JOURNAL ARTICLE
MULTICENTER STUDY
RANDOMIZED CONTROLLED TRIAL

B-vitamin levels and genetics of hyperhomocysteinemia are not associated with arterial stiffness

S C van Dijk, A W Enneman, J van Meurs, K M A Swart, A H Ham, J P van Wijngaarden, E M Brouwer-Brolsma, N L van der Zwaluw, N M van Schoor, R A M Dhonukshe-Rutten, L C P G M de Groot, P Lips, A G Uitterlinden, H Blom, J M Geleijnse, E Feskens, R T de Jongh, Y M Smulders, A H van den Meiracker, F U S Mattace-Raso, N van der Velde
Nutrition, Metabolism, and Cardiovascular Diseases: NMCD 2014, 24 (7): 760-6
24656138

BACKGROUND AND AIMS: Hyperhomocysteinemia is associated with arterial stiffness, but underlying pathophysiological mechanisms explaining this association are to be revealed. This study was aimed to explore two potential pathways concerning the one-carbon metabolism. A potential causal effect of homocysteine was explored using a genetic risk score reflecting an individual's risk of having a long-term elevated plasma homocysteine level and also associations with B-vitamin levels were investigated.

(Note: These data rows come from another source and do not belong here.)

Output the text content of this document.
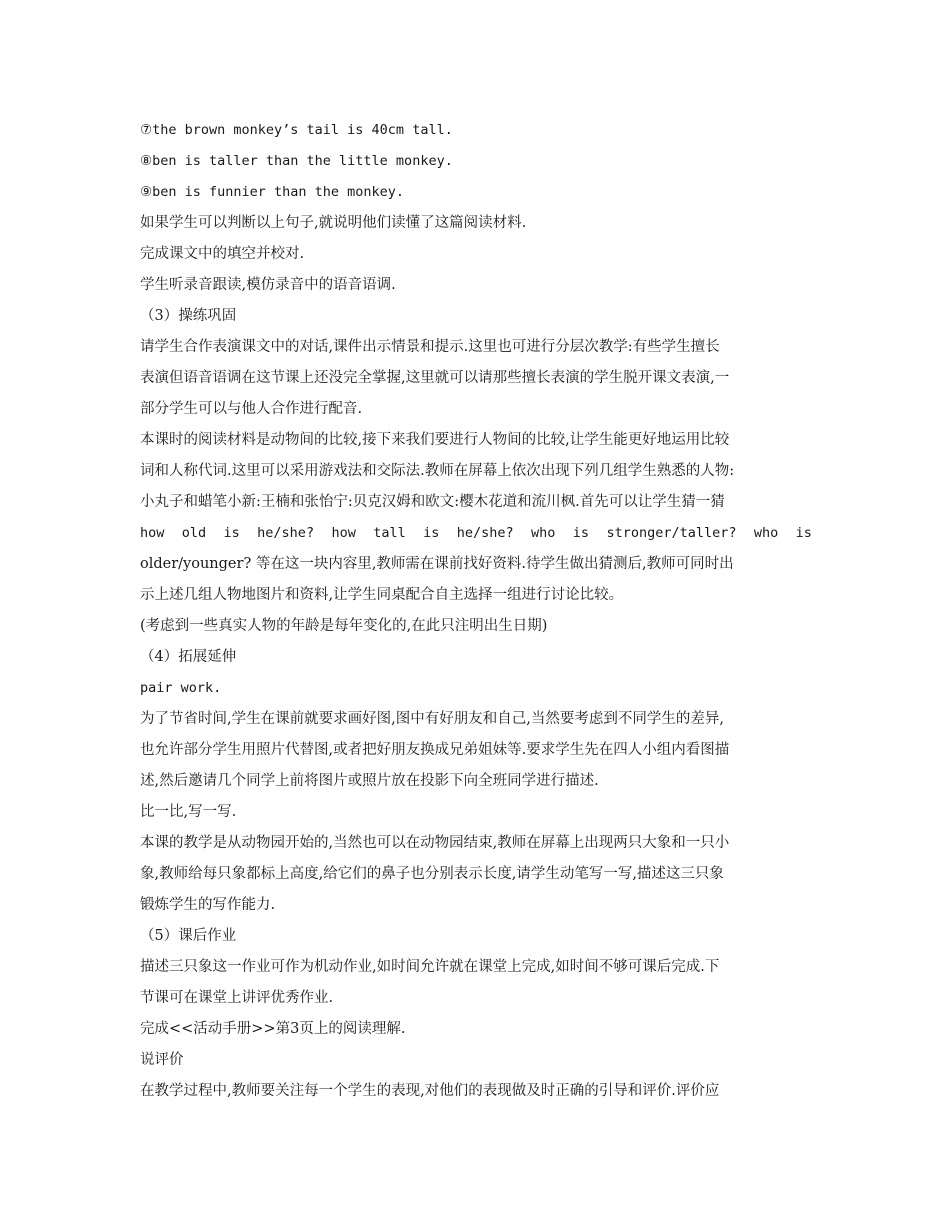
⑦the brown monkey’s tail is 40cm tall.
⑧ben is taller than the little monkey.
⑨ben is funnier than the monkey.
如果学生可以判断以上句子,就说明他们读懂了这篇阅读材料.
完成课文中的填空并校对.
学生听录音跟读,模仿录音中的语音语调.
（3）操练巩固
请学生合作表演课文中的对话,课件出示情景和提示.这里也可进行分层次教学:有些学生擅长
表演但语音语调在这节课上还没完全掌握,这里就可以请那些擅长表演的学生脱开课文表演,一
部分学生可以与他人合作进行配音.
本课时的阅读材料是动物间的比较,接下来我们要进行人物间的比较,让学生能更好地运用比较
词和人称代词.这里可以采用游戏法和交际法.教师在屏幕上依次出现下列几组学生熟悉的人物:
小丸子和蜡笔小新:王楠和张怡宁:贝克汉姆和欧文:樱木花道和流川枫.首先可以让学生猜一猜
how old is he/she? how tall is he/she? who is stronger/taller? who is
older/younger? 等在这一块内容里,教师需在课前找好资料.待学生做出猜测后,教师可同时出
示上述几组人物地图片和资料,让学生同桌配合自主选择一组进行讨论比较。
(考虑到一些真实人物的年龄是每年变化的,在此只注明出生日期)
（4）拓展延伸
pair work.
为了节省时间,学生在课前就要求画好图,图中有好朋友和自己,当然要考虑到不同学生的差异,
也允许部分学生用照片代替图,或者把好朋友换成兄弟姐妹等.要求学生先在四人小组内看图描
述,然后邀请几个同学上前将图片或照片放在投影下向全班同学进行描述.
比一比,写一写.
本课的教学是从动物园开始的,当然也可以在动物园结束,教师在屏幕上出现两只大象和一只小
象,教师给每只象都标上高度,给它们的鼻子也分别表示长度,请学生动笔写一写,描述这三只象
锻炼学生的写作能力.
（5）课后作业
描述三只象这一作业可作为机动作业,如时间允许就在课堂上完成,如时间不够可课后完成.下
节课可在课堂上讲评优秀作业.
完成<<活动手册>>第3页上的阅读理解.
说评价
在教学过程中,教师要关注每一个学生的表现,对他们的表现做及时正确的引导和评价.评价应
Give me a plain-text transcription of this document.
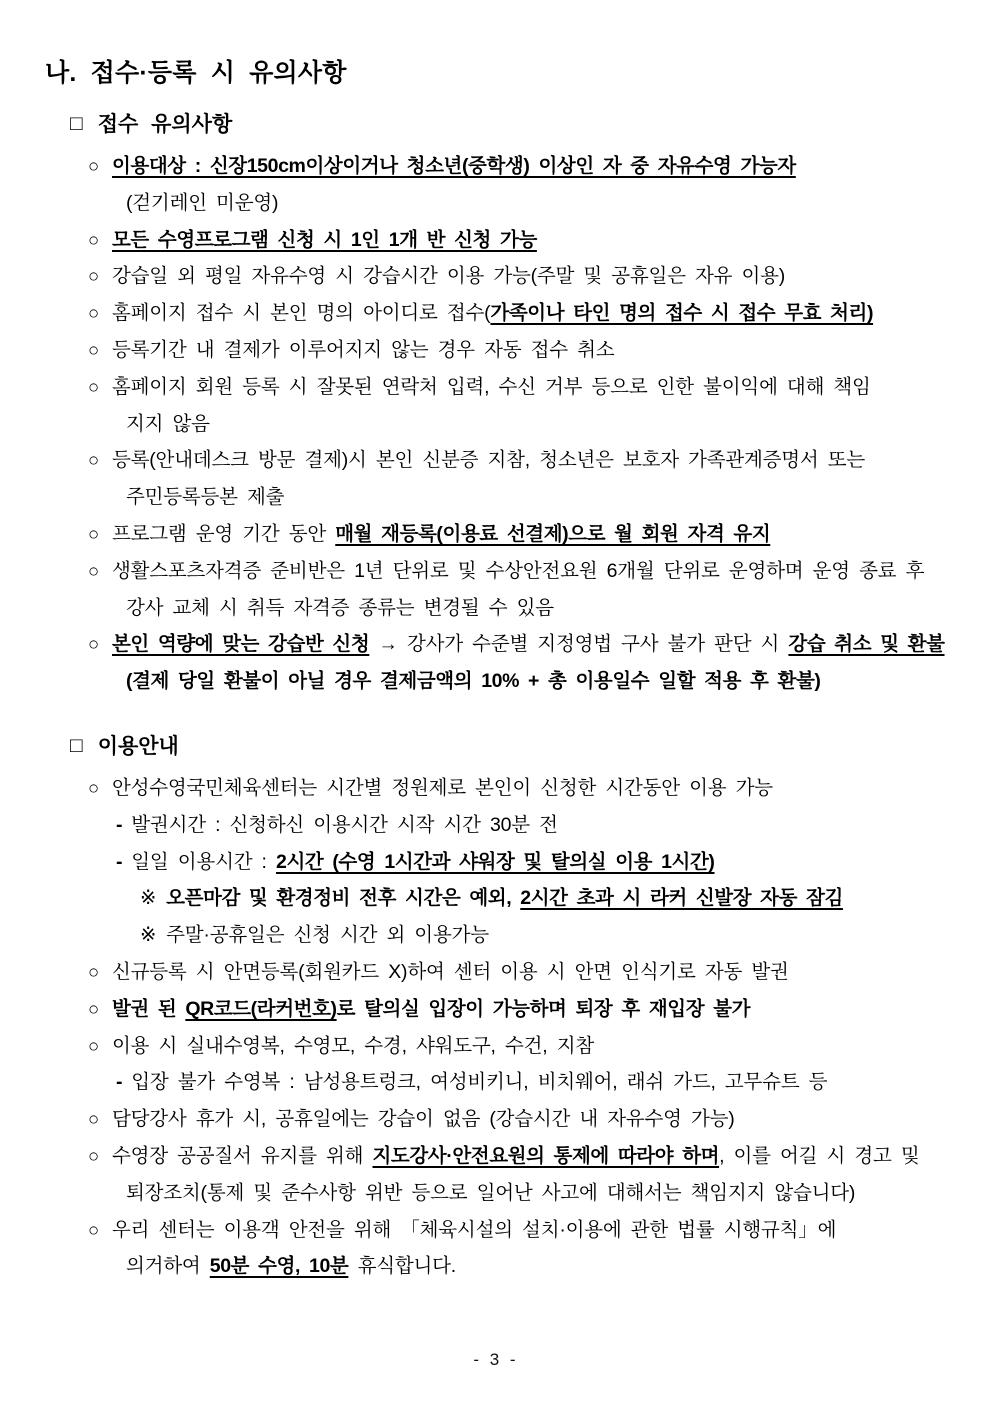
나. 접수·등록 시 유의사항
□ 접수 유의사항
○ 이용대상 : 신장150cm이상이거나 청소년(중학생) 이상인 자 중 자유수영 가능자
(걷기레인 미운영)
○ 모든 수영프로그램 신청 시 1인 1개 반 신청 가능
○ 강습일 외 평일 자유수영 시 강습시간 이용 가능(주말 및 공휴일은 자유 이용)
○ 홈페이지 접수 시 본인 명의 아이디로 접수(가족이나 타인 명의 접수 시 접수 무효 처리)
○ 등록기간 내 결제가 이루어지지 않는 경우 자동 접수 취소
○ 홈페이지 회원 등록 시 잘못된 연락처 입력, 수신 거부 등으로 인한 불이익에 대해 책임
지지 않음
○ 등록(안내데스크 방문 결제)시 본인 신분증 지참, 청소년은 보호자 가족관계증명서 또는
주민등록등본 제출
○ 프로그램 운영 기간 동안 매월 재등록(이용료 선결제)으로 월 회원 자격 유지
○ 생활스포츠자격증 준비반은 1년 단위로 및 수상안전요원 6개월 단위로 운영하며 운영 종료 후
강사 교체 시 취득 자격증 종류는 변경될 수 있음
○ 본인 역량에 맞는 강습반 신청 → 강사가 수준별 지정영법 구사 불가 판단 시 강습 취소 및 환불
(결제 당일 환불이 아닐 경우 결제금액의 10% + 총 이용일수 일할 적용 후 환불)
□ 이용안내
○ 안성수영국민체육센터는 시간별 정원제로 본인이 신청한 시간동안 이용 가능
- 발권시간 : 신청하신 이용시간 시작 시간 30분 전
- 일일 이용시간 : 2시간 (수영 1시간과 샤워장 및 탈의실 이용 1시간)
※ 오픈마감 및 환경정비 전후 시간은 예외, 2시간 초과 시 라커 신발장 자동 잠김
※ 주말·공휴일은 신청 시간 외 이용가능
○ 신규등록 시 안면등록(회원카드 X)하여 센터 이용 시 안면 인식기로 자동 발권
○ 발권 된 QR코드(라커번호)로 탈의실 입장이 가능하며 퇴장 후 재입장 불가
○ 이용 시 실내수영복, 수영모, 수경, 샤워도구, 수건, 지참
- 입장 불가 수영복 : 남성용트렁크, 여성비키니, 비치웨어, 래쉬 가드, 고무슈트 등
○ 담당강사 휴가 시, 공휴일에는 강습이 없음 (강습시간 내 자유수영 가능)
○ 수영장 공공질서 유지를 위해 지도강사·안전요원의 통제에 따라야 하며, 이를 어길 시 경고 및
퇴장조치(통제 및 준수사항 위반 등으로 일어난 사고에 대해서는 책임지지 않습니다)
○ 우리 센터는 이용객 안전을 위해 「체육시설의 설치·이용에 관한 법률 시행규칙」에
의거하여 50분 수영, 10분 휴식합니다.
- 3 -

METHODS AND RESULTS: Baseline cross-sectional data of the B-PROOF study were used. In the cardiovascular subgroup (n = 567, 56% male, age 72.6 ± 5.6 yrs) pulse wave velocity (PWV) was determined using applanation tonometry. Plasma concentrations of vitamin B12, folate, methylmalonic acid (MMA) and holo transcobalamin (holoTC) were assessed and the genetic risk score was based on 13 SNPs being associated with elevated plasma homocysteine. Associations were examined using multivariable linear regression analysis. B-vitamin levels were not associated with PWV. The genetic risk score was also not associated with PWV. However, the homocysteine-gene interaction was significant (p < 0.001) in the association of the genetic risk score and PWV. Participants with the lowest genetic risk of having long-term elevated homocysteine levels, but with higher measured homocysteine levels, had the highest PWV levels.

CONCLUSION: Homocysteine is unlikely to be causally related to arterial stiffness, because there was no association with genetic variants causing hyperhomocysteinemia, whereas non-genetically determined hyperhomocysteinemia was associated with arterial stiffness. Moreover, the association between homocysteine and arterial stiffness was not mediated by B-vitamins. Possibly, high plasma homocysteine levels reflect an unidentified factor, that causes increased arterial stiffness.